Anyway, all his stuff is $5 right now. I’m going to get a couple deluxe CDs (the vinyl sold out, dang it), maybe a coffee mug, and, wouldn’t you know, a couple t-shirts. But as I consider my purchases, there are some specific ethical considerations that I haven’t had to deal with personally before.

There is a train of thought that your dollars as a consumer influence the products and type of businesses that are out there in the market. By buying a product from a business you are “supporting the business” and in supporting the business you are supporting the way they do business and what they stand for.

I’m a double minded man on this, unstable in what I actually think about it. And not a fan of the quick answers from either side of the fence. Too many scenarios for a general philosophy of purchases… probably too much work to actually find out what money goes too (and where do you stop the dot connecting?). Case by case I suppose.

And here is the case I’m faced with:

Early this year (2014) Derek Webb made an announcement that he and his wife were splitting up after 13 years of marriage. He took the brunt of responsibility for it and later came out that he was having an affair. (Consequently this would have been taking place around the time I “interviewed” him after one of his concerts.)

Pop-Adultery and Pop-Divorce are nasty creatures. The intimate dealings of divorce with friends and family are deeply painful. The pop alternative doesn’t affects us in the same way (I don’t personally know Derek like a friend even if I know his art), but the effect is broader because of the public eye; I would guess even more confusing for those involved because of the myriad of un-needed voices.

Banksy (b. 1975) | In the Event Of A Divorce, Cut Here


One thing that I have been pleased with in regard to this terrible news is that it didn’t blow up on the internet. It made a ripple, as any public figure would, but it was civil for the most part, without a ton of tirades happening. I didn’t even know about it until 3 months after the announcements.

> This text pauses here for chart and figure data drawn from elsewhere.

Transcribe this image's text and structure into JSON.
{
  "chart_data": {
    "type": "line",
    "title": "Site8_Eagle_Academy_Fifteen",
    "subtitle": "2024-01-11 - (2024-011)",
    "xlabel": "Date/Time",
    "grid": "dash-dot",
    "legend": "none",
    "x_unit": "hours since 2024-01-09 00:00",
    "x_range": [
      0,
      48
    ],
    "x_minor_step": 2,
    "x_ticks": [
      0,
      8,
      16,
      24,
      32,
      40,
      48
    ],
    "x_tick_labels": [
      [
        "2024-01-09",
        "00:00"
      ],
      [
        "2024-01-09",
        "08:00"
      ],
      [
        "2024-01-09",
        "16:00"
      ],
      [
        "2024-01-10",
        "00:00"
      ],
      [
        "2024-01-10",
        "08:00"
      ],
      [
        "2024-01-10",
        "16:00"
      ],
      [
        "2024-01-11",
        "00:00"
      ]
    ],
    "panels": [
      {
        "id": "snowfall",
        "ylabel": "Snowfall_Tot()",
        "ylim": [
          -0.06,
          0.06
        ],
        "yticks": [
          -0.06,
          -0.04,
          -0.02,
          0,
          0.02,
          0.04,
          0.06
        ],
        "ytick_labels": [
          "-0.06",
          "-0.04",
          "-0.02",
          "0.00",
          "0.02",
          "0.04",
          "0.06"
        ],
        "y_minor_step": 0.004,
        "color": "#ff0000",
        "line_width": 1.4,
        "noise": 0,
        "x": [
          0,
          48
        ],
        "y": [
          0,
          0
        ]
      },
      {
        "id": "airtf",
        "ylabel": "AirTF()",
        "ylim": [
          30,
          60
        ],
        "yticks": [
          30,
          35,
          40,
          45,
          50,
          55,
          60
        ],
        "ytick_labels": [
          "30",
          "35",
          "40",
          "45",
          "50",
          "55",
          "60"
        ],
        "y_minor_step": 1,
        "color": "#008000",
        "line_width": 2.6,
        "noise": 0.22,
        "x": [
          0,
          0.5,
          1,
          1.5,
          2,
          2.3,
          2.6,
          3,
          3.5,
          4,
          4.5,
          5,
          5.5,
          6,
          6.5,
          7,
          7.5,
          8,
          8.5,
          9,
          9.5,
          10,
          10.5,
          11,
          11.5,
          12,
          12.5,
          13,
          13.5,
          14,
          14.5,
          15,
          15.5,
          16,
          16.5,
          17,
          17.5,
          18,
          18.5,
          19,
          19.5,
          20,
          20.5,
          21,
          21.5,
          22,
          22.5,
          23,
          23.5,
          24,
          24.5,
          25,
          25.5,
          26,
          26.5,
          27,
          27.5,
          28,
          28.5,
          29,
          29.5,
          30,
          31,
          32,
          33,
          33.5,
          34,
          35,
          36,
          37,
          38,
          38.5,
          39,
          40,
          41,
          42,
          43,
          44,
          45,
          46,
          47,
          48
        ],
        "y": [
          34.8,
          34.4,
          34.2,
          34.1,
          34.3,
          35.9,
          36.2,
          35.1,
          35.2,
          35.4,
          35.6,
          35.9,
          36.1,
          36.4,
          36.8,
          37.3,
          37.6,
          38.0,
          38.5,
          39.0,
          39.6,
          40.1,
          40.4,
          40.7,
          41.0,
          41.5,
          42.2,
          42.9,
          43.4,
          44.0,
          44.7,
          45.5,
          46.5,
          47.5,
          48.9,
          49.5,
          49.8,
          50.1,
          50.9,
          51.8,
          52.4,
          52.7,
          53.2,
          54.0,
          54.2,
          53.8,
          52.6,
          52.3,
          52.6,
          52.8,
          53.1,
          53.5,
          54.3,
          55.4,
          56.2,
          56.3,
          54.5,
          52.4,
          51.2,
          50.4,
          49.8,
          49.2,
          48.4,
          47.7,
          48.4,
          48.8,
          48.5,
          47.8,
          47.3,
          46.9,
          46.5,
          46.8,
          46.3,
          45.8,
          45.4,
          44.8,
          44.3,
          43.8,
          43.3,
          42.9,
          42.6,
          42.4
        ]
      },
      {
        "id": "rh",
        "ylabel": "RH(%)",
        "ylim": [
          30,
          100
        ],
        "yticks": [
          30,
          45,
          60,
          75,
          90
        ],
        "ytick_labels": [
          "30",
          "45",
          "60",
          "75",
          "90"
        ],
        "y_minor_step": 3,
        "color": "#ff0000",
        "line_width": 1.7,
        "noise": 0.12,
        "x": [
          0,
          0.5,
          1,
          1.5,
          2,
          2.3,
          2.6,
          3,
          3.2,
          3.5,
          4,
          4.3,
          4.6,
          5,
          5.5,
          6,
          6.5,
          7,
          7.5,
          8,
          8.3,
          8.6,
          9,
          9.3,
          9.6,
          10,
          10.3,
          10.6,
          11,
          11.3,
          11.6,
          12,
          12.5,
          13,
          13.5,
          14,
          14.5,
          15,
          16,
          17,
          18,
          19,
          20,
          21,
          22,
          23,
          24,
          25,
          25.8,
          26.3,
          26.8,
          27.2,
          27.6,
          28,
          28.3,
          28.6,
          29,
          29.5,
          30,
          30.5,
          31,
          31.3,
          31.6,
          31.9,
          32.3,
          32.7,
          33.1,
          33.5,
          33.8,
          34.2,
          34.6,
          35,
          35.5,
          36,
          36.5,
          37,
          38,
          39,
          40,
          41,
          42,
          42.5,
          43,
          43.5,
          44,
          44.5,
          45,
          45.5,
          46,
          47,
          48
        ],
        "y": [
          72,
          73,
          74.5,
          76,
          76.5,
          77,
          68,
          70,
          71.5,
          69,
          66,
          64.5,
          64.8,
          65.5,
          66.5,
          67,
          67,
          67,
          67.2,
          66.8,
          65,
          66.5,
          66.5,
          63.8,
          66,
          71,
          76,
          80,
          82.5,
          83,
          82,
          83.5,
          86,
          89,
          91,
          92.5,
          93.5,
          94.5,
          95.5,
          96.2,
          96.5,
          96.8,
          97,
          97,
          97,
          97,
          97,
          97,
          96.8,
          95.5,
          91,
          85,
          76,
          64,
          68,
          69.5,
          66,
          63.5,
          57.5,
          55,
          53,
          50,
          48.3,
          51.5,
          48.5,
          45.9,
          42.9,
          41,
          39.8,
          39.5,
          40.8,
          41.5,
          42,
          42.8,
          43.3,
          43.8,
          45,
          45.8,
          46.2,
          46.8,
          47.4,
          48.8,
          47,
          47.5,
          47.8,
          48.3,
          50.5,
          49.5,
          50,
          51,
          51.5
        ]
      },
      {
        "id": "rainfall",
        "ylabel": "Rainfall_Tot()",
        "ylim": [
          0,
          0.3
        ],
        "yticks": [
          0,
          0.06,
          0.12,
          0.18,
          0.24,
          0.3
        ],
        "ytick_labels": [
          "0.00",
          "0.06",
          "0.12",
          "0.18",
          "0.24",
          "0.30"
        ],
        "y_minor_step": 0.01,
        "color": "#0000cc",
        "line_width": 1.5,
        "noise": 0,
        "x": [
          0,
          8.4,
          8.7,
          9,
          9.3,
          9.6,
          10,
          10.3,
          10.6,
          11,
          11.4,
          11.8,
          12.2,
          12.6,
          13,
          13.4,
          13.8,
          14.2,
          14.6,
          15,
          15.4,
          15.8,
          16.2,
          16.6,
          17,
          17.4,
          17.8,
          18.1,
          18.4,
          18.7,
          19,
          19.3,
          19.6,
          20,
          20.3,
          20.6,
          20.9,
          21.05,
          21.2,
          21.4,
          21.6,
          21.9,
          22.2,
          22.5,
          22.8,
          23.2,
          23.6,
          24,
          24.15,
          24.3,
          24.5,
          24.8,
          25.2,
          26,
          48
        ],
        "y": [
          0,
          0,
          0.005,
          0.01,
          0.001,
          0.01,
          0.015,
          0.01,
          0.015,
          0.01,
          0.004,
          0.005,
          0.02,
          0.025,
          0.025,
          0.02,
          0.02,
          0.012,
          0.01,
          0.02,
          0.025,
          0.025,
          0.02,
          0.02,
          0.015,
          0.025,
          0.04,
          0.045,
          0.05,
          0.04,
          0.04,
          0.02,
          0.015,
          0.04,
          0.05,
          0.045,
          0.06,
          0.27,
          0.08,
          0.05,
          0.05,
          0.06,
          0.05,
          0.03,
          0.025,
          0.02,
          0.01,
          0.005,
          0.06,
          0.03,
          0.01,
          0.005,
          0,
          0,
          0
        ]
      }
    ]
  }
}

So as a principled consumer, who “does not agree” with Derek’s sin, do I “support his business” and “the way he does business”? (Sorry for all the air quotes, but some of this verbiage doesn’t even make sense at times.)

I could privately buy music and nobody would necessarily know, but what about PDA? Do I buy a t-shirt that has his name on it and in some way identify with him via symbol?


Reason why? Can’t tell you just yet because I’m not exactly sure. I’ll fill you in next year. I know it has to do with King David. David and I have had a hard year together; a mutual disdain. But we’re working through it. For now, though, know I’ll be buying a t-shirt or two from Mr. Webb. That’s what I should do, don’t know if that’s what you should do.

Something else I should do is add to the purchase the Ampersand EP which I never listened to. It’s an album he and his wife did together. And even though I don’t know them, when I listen to it I will intercede for them, knowing how difficult marriage is, knowing I am not exempt from the possibility of a broken marriage, and knowing of the messy hope in Christ’s redemption.

2 thoughts on “T-Shirts & Pop Adultery

  1. I wonder (especially lately) why divorce hits the church so hard. We treat it so . . . strangely. it’s like a curious case of leprosy. Maybe this is something for a future post.

    Anyway, in the space of this season, I think of you buying and wearing Webb’s t-shirts as a reflection of the Incarnation (not that this is what you intend, or that you should see it this way). After all, Jesus took on the trappings of all of us, while we were (and are) wracked by sin of every kind. Did it send a message? Absolutely – way deeper than the expenditure of money; but it certainly wasn’t a message of endorsement of our sins. Simply: “I am; with you.”